By the 1980s, as the SC was reaching the end of its lifetime, the impact and importance of ISOLDE physics convinced the CERN Directorate to mandate the construction of a new version of the machine, within the main CERN accelerator complex, connected to the PSB. This scientific enterprise would benefit from increased proton energies from the PSB (initially 1 GeV and later 1.4 GeV), which would produce higher radioactive yields, improving and broadening scientific measurements. For the ISOLDE collaboration, beyond the higher production rate of nuclei, the facility’s integration into the main CERN accelerator chain ushered in a longer and open future.

Since 1992, a plethora of scientific riches have been generated through ISOLDE’s rebirth as a major CERN facility at the PSB, with higher proton energies and radioactive yields, pulsed beams and more space. This new potential was first tapped with pioneering studies of halo nuclei, but new innovations soon complemented the programme, including precision measurements of nuclear masses using novel ion-trapping techniques.

Over the decades, ISOLDE has maintained its position at the forefront of science by continuously updating its facility and beamlines. Significant progress has been achieved in the domain of production targets and ion sources and, especially, on laser ionisation, which has improved the elemental purity of the beams. These developments have increased the variety of isotopes that can be produced, thus widening the scientific scope of the facility. ISOLDE now encompasses nuclear structure, reactions and astrophysics; fundamental interactions; atomic and molecular physics; material science; and aspects of life sciences and radio-medicine.

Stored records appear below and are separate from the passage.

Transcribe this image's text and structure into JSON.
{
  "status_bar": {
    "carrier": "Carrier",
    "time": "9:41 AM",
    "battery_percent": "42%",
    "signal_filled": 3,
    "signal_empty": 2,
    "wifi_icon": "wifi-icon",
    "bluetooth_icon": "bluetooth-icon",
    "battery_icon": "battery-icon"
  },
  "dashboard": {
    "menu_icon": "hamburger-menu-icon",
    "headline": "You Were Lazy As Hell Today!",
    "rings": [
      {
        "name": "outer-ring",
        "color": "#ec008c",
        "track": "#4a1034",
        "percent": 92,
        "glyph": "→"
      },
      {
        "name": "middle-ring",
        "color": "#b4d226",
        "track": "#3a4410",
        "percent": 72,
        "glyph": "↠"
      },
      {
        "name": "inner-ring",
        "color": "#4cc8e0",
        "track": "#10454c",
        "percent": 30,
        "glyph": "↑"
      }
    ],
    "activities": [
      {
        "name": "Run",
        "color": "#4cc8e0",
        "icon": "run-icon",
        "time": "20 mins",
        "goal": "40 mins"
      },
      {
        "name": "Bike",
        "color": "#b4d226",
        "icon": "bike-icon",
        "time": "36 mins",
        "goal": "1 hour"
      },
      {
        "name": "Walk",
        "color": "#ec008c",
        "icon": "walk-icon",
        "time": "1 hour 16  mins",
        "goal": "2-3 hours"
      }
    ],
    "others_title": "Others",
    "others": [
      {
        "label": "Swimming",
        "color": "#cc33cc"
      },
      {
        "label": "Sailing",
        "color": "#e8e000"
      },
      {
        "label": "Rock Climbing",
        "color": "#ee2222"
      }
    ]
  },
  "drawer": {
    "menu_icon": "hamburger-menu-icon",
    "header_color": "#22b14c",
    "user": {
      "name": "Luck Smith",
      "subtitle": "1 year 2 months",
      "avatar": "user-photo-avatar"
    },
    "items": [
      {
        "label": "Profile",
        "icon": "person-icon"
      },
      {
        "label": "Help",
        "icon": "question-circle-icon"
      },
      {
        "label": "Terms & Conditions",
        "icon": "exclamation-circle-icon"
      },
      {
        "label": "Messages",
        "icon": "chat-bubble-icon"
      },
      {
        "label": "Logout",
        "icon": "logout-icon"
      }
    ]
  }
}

A major innovation was the acceleration of radioisotopes to initiate reactions – further increasing ISOLDE’s scientific reach and fostering the development of new techniques. From 2001, in an extension to the original hall, the REX-ISOLDE post-accelerator delivered beams at 2.2 MeV/u, allowing electromagnetic excitation of radioactive nuclei (Coulomb excitation). The associated γ decay measured in a bespoke detector array, MiniBall, revealed many surprises concerning the shapes of exotic isotopes (here is one example). These successes motivated an upgrade to higher energies, to surmount the Coulomb barrier and allow nuclear reactions of exotic nuclei to be studied. This upgrade took the shape of a new superconducting linear accelerator named HIE-ISOLDE, which has been delivering beam since 2015 and reached 10 MeV/u in 2018. Among the new techniques sparked by the availability of higher energy beams is a novel solenoidal spectrometer, first used shortly before LS2 to probe the evolution of nuclear shell structure and reactions of interest for astrophysics.

As the facility’s scientific capabilities increased, new users flocked to the facility. The strong scientific collaboration of 300 users and eight member countries praised by Rubbia in 1992 has now grown to more than 900 users, and the number of countries that have signed the memorandum of understanding has doubled since then.

ISOLDE has some exciting medium-term ambitions, including the desire to further increase   its yield of radioactive nuclei, which the delivery of 2-GeV protons would make possible. In the long run, the collaboration seeks to improve both the scientific capability of the facility and its capacity, in order to diversify and increase its scientific output. With agile and innovative improvements, the future of ISOLDE will be as illustrious as its past.